Fingerprints are molecular bit string representations and are among the most popular descriptors for similarity searching. In key-type fingerprints, each bit position monitors the presence or absence of a prespecified chemical or structural feature. In contrast to hashed fingerprints, this keyed design makes it possible to evaluate individual bit positions and the associated structural features during similarity searching. Bit silencing is introduced as a systematic approach to assess the contribution of each bit in a fingerprint to similarity search performance.
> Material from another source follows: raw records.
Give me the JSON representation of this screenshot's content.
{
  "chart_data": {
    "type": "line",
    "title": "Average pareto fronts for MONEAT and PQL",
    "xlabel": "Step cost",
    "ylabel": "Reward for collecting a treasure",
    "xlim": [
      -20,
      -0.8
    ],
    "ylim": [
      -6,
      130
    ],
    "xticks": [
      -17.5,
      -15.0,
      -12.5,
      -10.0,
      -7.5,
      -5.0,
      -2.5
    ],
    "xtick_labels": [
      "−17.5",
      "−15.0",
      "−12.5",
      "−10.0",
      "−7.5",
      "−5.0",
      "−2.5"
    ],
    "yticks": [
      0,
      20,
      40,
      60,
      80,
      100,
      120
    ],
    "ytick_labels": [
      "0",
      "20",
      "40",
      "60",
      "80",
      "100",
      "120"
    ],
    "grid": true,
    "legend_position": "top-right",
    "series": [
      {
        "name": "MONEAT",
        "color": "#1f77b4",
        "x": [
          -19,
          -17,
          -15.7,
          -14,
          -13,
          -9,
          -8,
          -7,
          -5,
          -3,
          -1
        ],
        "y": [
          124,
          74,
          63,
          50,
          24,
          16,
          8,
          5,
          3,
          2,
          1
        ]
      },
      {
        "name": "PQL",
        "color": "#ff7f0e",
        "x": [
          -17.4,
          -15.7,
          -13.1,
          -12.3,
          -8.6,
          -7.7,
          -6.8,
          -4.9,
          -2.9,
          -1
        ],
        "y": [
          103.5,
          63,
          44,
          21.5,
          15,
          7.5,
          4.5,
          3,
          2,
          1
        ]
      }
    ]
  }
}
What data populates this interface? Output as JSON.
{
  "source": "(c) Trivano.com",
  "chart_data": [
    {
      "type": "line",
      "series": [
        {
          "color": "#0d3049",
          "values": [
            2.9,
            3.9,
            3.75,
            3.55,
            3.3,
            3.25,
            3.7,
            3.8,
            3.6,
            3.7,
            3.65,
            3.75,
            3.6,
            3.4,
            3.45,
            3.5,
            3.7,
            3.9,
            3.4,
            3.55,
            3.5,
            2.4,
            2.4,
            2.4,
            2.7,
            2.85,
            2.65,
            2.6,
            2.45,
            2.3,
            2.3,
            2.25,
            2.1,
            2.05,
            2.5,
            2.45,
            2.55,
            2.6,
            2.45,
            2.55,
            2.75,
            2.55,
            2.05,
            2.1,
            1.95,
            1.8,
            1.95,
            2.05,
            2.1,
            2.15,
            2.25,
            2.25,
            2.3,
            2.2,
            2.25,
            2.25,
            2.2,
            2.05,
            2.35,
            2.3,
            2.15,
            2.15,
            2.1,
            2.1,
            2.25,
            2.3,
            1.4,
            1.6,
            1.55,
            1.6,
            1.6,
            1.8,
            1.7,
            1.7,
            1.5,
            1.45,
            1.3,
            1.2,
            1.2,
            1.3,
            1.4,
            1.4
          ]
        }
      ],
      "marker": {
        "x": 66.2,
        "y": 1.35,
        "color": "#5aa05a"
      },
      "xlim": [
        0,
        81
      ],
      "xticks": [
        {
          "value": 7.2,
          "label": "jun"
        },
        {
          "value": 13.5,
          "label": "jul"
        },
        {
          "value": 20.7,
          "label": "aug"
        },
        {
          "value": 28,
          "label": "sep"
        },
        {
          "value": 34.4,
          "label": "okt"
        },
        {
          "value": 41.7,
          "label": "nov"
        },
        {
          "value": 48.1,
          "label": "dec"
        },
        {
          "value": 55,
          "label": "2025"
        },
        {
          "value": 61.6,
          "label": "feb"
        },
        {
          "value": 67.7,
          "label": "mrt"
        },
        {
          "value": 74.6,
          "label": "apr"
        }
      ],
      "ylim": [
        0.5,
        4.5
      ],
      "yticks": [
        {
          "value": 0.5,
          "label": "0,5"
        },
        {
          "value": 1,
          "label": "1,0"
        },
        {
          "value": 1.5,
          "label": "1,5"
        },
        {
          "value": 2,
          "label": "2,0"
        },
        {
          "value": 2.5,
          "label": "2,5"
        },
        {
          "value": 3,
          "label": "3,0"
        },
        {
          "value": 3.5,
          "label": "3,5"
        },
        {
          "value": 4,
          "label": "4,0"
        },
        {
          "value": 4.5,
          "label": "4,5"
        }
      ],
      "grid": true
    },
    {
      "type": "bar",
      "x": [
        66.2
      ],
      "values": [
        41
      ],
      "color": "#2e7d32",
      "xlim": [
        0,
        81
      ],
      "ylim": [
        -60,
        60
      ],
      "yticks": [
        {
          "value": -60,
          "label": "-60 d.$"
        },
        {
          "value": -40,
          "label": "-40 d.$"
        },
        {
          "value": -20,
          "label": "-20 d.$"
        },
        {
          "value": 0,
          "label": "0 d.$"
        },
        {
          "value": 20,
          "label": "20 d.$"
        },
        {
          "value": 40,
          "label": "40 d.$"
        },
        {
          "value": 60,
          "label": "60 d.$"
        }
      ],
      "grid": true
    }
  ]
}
From the resulting bit contribution profile, a bit position-dependent weight vector is derived that determines the relative weight of each bit on the basis of its individual contribution. By merging this weight vector with the Tanimoto coefficient, compound class-directed similarity metrics are obtained that further increase fingerprint search calculations compared to conventional calculations of Tanimoto similarity.
指纹是分子位串表示形式,是相似性搜索中最常用的描述符之一。在键型指纹中,每个位位置监测预先指定的化学或结构特征的存在与否。与哈希指纹不同,这种键控设计使得在相似性搜索期间能够评估各个位位置以及相关的结构特征。引入位沉默作为一种系统方法,以评估指纹中每个位对相似性搜索性能的贡献。从所得的位贡献概况中,导出一个基于位位置的权重向量,该向量根据每个位的个体贡献确定其相对权重。通过将此权重向量与塔尼莫托系数合并,获得了化合物类别导向的相似性度量,与传统的塔尼莫托相似性计算相比,进一步增加了指纹搜索计算。